Unfortunately, he detected it in the South Bank Show, hosted since its inception 23 years ago, by Lord Bragg himself.

Mr Ballard said: "Melvyn Bragg poses a problem of his own making. The South Bank Show is a classic example of dumbing down. Most television trivialises the already trivial but the South Bank Show trivialises the serious, which is far more dangerous."

Certainly a look at the subjects being covered in the new season of television's premier arts programme cast some doubt on its own intellectual ambition. Cher, Joan Collins and Michael Douglas will attract viewers, but are they worthy of in-depth exploration on an arts programme?

Is Yoko Ono (receiving another hour-long slot) genuinely either at the cutting edge in the visual arts or even a critically acclaimed long-term practitioner? Or is she merely a celebrity who might keep the ratings up?

Lord Bragg addresses potential criticisms of this nature by saying: "I am not embarrassed by doing programmes on popular culture ... Joan Collins is an iconic figure."

The "icon" argument is one often used by commissioners of arts programmes. It is an easy and superficially attractive argument but it is spurious. Longevity and familiarity can make icons. Cilla Black and Bob Monkhouse are icons of light entertainment; the beanie baby may one day be viewed as an icon.

It does not make any of them necessarily worthy of cultural investigation.

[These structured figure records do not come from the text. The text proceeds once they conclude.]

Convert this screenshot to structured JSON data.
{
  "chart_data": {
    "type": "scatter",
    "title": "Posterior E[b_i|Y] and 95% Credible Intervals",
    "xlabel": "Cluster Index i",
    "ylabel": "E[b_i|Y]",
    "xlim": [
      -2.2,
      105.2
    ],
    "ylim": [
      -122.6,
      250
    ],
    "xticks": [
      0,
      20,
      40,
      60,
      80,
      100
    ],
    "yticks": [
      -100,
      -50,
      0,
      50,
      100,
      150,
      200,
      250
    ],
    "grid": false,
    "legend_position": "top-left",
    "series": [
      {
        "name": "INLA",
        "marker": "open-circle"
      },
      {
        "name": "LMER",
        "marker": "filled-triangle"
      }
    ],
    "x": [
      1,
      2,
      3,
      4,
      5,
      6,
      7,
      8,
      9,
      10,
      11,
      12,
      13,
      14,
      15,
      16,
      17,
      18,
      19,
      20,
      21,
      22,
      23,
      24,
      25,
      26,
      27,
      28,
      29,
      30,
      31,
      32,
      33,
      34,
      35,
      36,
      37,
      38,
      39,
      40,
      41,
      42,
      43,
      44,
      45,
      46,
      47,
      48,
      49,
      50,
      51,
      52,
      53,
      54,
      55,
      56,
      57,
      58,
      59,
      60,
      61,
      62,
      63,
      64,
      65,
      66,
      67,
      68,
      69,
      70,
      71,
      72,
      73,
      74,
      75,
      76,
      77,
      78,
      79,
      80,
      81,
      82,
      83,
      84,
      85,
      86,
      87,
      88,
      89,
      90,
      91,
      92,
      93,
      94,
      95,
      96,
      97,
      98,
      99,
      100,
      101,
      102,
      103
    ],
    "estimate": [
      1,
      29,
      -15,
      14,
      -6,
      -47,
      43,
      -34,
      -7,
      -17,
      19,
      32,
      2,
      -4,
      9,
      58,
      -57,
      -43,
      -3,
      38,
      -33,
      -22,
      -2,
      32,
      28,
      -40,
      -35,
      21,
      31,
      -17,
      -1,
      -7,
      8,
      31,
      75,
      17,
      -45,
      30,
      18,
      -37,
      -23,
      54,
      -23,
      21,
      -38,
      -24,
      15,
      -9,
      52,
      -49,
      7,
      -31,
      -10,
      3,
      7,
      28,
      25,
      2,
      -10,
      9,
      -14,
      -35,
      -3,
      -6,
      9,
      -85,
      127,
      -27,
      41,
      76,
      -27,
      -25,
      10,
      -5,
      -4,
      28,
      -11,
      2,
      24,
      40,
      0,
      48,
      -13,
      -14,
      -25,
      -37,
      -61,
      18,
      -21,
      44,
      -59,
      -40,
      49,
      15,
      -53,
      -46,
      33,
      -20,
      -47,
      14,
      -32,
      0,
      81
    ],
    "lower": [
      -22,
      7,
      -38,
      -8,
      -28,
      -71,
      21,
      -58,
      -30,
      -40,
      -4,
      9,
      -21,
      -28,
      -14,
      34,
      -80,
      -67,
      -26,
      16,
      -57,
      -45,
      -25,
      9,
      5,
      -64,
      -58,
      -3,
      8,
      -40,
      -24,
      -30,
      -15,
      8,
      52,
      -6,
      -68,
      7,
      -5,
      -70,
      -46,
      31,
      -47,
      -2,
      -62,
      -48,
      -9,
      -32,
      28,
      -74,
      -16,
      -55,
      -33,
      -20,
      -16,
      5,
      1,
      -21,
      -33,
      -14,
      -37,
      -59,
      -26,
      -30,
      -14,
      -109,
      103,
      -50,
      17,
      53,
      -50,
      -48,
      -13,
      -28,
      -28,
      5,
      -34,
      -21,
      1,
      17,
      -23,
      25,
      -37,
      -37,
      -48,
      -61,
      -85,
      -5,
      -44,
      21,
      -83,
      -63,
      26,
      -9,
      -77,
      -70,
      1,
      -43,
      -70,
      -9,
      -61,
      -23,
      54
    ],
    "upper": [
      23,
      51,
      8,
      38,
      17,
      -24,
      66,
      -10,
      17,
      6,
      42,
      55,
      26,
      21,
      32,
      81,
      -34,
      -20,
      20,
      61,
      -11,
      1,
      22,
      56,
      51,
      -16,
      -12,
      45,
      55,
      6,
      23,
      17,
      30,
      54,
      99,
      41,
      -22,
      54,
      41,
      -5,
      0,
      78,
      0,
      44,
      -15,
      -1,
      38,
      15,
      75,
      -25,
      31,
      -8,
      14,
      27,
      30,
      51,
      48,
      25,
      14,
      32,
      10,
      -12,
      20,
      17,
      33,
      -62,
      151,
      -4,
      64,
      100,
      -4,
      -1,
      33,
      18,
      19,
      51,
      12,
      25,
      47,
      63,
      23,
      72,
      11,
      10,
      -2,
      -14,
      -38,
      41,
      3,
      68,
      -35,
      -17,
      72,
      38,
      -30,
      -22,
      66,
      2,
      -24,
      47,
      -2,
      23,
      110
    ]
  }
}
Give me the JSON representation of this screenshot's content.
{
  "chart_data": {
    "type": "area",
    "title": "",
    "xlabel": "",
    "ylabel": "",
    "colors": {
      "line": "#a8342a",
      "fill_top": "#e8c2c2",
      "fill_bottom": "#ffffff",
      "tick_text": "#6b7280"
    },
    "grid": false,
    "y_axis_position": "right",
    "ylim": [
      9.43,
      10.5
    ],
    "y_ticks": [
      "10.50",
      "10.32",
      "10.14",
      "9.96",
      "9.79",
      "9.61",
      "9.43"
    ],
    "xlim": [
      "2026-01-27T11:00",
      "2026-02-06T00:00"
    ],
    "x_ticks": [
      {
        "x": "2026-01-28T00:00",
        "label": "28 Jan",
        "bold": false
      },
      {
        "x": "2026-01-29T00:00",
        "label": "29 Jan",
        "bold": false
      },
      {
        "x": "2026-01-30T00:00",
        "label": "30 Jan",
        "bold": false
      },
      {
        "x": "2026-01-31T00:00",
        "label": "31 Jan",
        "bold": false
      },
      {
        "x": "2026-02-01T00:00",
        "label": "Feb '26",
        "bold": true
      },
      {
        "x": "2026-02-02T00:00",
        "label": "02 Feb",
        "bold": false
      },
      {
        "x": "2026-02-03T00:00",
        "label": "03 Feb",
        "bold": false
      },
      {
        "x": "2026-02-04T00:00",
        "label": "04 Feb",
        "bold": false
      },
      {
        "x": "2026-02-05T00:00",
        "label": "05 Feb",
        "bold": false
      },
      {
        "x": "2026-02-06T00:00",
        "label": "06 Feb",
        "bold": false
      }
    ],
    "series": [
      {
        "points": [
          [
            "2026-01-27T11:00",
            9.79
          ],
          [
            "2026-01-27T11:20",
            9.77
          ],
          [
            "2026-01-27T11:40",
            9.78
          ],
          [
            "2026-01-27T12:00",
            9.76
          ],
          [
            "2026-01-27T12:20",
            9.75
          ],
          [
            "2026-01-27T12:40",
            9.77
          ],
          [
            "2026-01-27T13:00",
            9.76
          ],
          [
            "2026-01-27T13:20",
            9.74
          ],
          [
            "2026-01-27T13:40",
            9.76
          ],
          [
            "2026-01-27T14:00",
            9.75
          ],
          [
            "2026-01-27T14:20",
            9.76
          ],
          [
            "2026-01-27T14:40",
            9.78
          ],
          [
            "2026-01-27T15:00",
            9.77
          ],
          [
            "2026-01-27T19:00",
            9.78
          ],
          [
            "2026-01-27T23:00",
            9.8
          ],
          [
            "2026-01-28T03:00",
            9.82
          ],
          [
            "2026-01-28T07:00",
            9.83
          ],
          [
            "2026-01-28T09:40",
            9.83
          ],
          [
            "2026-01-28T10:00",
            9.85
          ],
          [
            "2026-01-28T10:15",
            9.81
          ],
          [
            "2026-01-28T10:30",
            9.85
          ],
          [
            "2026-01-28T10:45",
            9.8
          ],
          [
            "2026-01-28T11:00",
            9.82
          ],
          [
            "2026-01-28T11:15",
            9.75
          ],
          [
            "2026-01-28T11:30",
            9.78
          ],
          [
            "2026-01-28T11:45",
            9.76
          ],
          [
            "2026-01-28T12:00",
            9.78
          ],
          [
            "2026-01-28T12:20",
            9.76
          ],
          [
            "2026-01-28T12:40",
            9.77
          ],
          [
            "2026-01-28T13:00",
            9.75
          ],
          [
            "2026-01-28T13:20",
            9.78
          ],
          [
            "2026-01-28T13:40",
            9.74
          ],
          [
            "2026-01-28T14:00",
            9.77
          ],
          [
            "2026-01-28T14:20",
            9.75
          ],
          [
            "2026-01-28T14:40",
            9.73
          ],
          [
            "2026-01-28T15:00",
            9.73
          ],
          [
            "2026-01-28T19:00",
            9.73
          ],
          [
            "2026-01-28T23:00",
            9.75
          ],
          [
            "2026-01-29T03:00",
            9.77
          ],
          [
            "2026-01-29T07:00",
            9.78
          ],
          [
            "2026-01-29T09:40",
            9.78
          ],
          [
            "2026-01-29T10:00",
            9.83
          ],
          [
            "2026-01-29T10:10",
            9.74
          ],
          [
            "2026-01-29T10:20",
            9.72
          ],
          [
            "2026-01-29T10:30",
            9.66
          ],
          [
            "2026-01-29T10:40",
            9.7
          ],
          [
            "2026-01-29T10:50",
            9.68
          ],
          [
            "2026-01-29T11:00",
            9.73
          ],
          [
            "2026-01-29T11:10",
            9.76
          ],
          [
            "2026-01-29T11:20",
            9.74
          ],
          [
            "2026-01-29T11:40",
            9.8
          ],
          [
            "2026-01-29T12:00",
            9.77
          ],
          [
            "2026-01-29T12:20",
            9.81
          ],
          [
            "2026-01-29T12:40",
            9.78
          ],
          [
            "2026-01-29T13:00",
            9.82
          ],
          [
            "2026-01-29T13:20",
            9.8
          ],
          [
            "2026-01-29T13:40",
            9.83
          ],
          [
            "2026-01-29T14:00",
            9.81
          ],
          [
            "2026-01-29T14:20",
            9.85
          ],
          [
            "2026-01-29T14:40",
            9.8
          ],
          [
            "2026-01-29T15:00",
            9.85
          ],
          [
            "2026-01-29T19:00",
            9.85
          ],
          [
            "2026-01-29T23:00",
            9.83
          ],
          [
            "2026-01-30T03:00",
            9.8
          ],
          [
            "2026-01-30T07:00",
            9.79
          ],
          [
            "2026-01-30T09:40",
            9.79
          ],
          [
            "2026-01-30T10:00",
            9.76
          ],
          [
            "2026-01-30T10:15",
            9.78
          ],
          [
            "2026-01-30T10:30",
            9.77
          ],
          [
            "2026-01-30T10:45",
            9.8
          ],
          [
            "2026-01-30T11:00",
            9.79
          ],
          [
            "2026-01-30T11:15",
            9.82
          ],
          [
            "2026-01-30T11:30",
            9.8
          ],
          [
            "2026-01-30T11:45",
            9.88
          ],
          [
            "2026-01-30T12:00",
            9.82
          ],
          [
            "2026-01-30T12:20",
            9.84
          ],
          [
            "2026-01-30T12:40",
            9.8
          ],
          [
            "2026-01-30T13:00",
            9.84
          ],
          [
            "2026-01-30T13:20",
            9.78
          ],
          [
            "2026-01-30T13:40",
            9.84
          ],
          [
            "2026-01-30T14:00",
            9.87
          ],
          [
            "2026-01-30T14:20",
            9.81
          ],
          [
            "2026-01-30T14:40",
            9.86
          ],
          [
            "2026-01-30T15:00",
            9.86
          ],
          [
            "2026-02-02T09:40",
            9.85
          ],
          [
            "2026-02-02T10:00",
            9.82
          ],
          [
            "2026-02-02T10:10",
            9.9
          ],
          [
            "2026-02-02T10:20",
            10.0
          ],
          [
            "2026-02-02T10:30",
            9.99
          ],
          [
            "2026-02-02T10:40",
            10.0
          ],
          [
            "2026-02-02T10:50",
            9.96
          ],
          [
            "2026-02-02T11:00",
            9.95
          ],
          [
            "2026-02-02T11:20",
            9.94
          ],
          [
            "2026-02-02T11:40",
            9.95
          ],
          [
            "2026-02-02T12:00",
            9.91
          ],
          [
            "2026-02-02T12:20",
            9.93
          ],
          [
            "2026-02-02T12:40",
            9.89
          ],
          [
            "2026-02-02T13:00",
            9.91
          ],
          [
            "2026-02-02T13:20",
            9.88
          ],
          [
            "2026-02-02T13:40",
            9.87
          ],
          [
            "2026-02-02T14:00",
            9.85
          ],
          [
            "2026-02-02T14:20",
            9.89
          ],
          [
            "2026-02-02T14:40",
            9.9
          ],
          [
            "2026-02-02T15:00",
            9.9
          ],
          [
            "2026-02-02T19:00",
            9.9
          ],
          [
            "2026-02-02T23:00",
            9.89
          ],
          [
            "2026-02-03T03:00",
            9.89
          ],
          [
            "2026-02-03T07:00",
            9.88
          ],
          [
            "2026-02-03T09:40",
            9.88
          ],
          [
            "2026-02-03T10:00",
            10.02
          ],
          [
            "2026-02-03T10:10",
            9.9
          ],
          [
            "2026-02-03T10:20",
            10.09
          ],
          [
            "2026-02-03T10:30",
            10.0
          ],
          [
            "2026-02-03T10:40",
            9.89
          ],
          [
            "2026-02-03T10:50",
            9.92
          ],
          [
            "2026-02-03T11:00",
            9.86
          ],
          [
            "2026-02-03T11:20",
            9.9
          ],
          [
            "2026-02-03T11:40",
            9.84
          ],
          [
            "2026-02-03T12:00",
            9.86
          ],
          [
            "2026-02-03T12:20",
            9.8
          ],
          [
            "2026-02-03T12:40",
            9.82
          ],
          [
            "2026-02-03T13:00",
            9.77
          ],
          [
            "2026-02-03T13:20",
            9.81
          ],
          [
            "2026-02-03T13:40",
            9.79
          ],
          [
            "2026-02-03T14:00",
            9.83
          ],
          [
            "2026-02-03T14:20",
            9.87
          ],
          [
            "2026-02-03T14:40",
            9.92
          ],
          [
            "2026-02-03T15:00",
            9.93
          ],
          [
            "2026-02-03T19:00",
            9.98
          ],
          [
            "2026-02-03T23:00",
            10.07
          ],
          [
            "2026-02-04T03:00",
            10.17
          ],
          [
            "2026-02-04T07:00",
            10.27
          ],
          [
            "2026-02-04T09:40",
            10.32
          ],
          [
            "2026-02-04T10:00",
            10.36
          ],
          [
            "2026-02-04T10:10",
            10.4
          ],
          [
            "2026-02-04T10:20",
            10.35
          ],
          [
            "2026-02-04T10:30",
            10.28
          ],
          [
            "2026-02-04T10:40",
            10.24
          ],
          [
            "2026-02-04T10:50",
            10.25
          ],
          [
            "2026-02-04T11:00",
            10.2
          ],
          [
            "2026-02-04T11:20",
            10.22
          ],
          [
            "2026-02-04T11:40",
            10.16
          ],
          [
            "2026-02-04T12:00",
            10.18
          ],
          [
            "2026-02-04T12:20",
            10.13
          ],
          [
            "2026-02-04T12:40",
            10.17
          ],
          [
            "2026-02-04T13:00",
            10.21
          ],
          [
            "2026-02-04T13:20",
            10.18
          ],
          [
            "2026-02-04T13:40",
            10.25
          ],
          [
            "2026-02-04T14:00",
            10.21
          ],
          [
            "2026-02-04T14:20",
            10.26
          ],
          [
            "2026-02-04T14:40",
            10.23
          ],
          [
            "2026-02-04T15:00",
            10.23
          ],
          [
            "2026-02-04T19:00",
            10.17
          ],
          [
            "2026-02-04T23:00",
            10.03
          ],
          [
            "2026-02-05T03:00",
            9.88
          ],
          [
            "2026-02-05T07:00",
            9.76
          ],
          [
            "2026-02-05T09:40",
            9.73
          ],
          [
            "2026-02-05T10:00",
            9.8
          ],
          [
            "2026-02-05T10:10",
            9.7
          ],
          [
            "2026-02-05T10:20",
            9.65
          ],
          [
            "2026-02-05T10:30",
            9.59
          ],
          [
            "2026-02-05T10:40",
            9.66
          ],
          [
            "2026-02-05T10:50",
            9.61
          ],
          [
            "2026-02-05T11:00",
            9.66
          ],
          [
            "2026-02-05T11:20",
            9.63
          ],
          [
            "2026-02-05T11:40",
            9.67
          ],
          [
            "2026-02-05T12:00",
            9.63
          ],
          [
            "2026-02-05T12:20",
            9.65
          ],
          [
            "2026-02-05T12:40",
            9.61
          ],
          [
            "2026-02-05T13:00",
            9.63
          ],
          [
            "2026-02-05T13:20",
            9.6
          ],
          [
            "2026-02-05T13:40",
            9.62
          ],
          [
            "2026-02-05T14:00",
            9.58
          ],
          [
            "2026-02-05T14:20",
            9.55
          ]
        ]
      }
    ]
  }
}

The very first show 23 seasons ago, adds Lord Bragg, was on Paul McCartney. True, but McCartney as one of the most influential composers of the 20th century was and is a legitimate subject of inquiry. In particular is regards to his song- writing technique which was the focal point of Bragg's questioning in that inaugural show.

More pertinent are the other shows in that first season. There were programmes on Paganini, Alan Howard, David Hockney, David Hare, Horowitz, Pinter, Von Karajan, Auerbach, John Arden and Ingmar Bergman. Even McCartney had to share his South Bank Show laurels with Germaine Greer and Gerald Scarfe. There was no fear then of doing programmes on names the viewers might not immediately recognise, but whose work and philosophy would extend the horizons.

With a new season that also includes Blur, Paul Merton, James Galway and The Lion King, the suspicion prevails that tabloid or middle-market celebrity has to be a precursor to an arts programme.